Basile is the creator of Luna Luna, an online magazine. It’s an excellent resource for articles and essays on everything from witchcraft and “living ritually” to body positivity, and is expressly intersectional in focus. With Light Magic for Dark Times, Basile has distilled a lot of wonderful information that I think any witch would enjoy. It’s sort of deceptively simple in that it includes the basics like FAQs (is witchcraft a religion?) and covers ritual basics, and also includes a very simple and accessible list of required materials that would enable to reader to do all the spells (100+!) she includes (with the caveat that substitutions are fine). I think the overarching message here is more complex though: witchcraft is serious business that we engage with for serious purpose, and furthermore that magick is a real tool that we can use to turn the tides against the trend towards darkness that we are experiencing in the world. This is a really profoundly empowering message for any reader. 

The spells included are also not those you’ll find in many other places. You might expect to see “A Serenity Ritual for Powerlessness,”1 but perhaps not “A Practice for Honoring Your Truth After Experiencing Gaslighting” on the facing page. There are spells for confidence, making new friends and connecting with ancestors, but also a ritual to recharge after a protest or social justice work and a spell for disposing of psychic garbage. I like that she includes the basics and the unexpected. You can go as deep as you want with this book, which makes it such a valuable resource. Just reading it feels nourishing to the witch spirit!

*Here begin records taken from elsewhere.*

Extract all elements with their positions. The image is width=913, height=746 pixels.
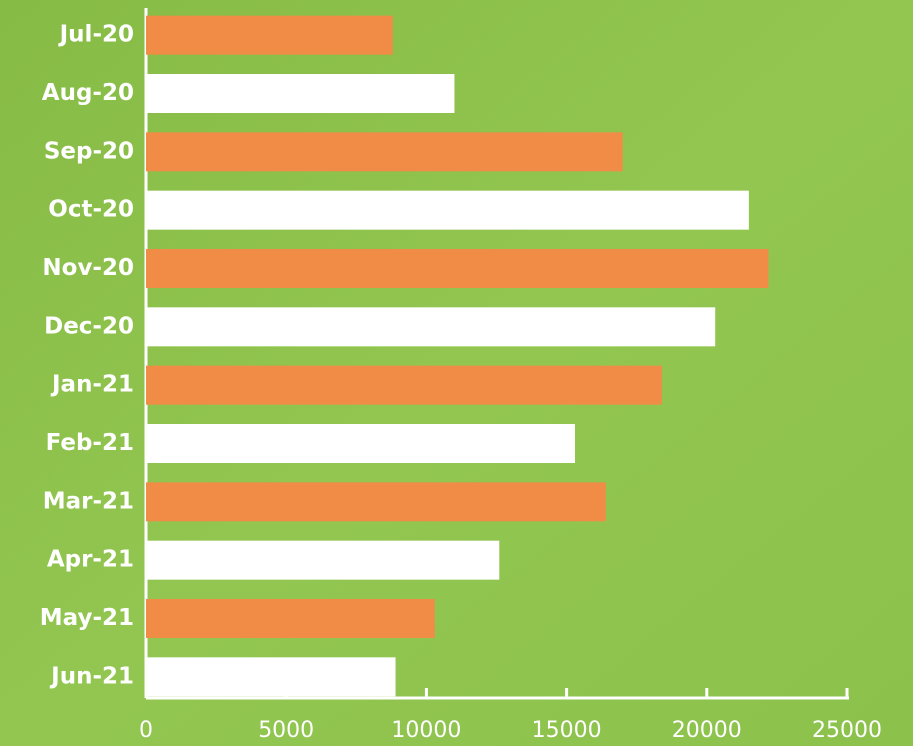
bar xyxy=(146,190,749,230)
x-tick-label: 15000 xyxy=(532,718,602,743)
y-tick-label: May-21 xyxy=(40,605,134,631)
bar xyxy=(146,249,769,288)
bar xyxy=(146,365,662,405)
x-tick-label: 25000 xyxy=(812,718,882,743)
y-tick-label: Jun-21 xyxy=(49,663,134,689)
y-tick-label: Oct-20 xyxy=(48,197,134,223)
x-tick-label: 5000 xyxy=(258,718,314,743)
y-tick-label: Dec-20 xyxy=(44,313,134,339)
bar xyxy=(146,15,393,55)
bar xyxy=(146,132,623,172)
bar xyxy=(146,307,716,347)
bar xyxy=(146,540,500,580)
bar xyxy=(146,599,435,638)
y-tick-label: Aug-20 xyxy=(42,80,134,106)
y-tick-label: Feb-21 xyxy=(46,430,134,456)
x-tick-label: 20000 xyxy=(672,718,742,743)
y-tick-label: Jan-21 xyxy=(50,372,134,398)
x-tick-label: 0 xyxy=(139,718,153,743)
y-tick-label: Nov-20 xyxy=(42,255,134,281)
bar xyxy=(146,482,606,522)
bar xyxy=(146,424,576,463)
y-tick-label: Jul-20 xyxy=(58,22,134,48)
y-tick-label: Mar-21 xyxy=(43,488,134,514)
x-tick-label: 10000 xyxy=(391,718,461,743)
y-tick-label: Apr-21 xyxy=(47,547,134,573)
y-tick-label: Sep-20 xyxy=(44,138,134,164)
bar xyxy=(146,657,396,697)
bar xyxy=(146,74,455,113)
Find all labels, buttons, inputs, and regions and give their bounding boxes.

In similar fashion to Luna Luna, this book includes the darkness, in the form of shadow work. Basile encourages readers to honour our own shadow side, including and addressing ideas of fear of aging, finding a shadow archetype, disposing of our own psychic garbage, confronting cognitive dissonance, and where appropriate illuminating the darkness. 

Did I mention how nice Light Magic for Dark Times is? It’s beautiful, with a marbled light pink cover, stitched binding, thick pages and a beautiful, spare design including clean lines, unfussy readable font and beautiful watercolour style illustrations. It’s a small hardcover, and I can imagine it will find a place of honour in many witches’ working libraries.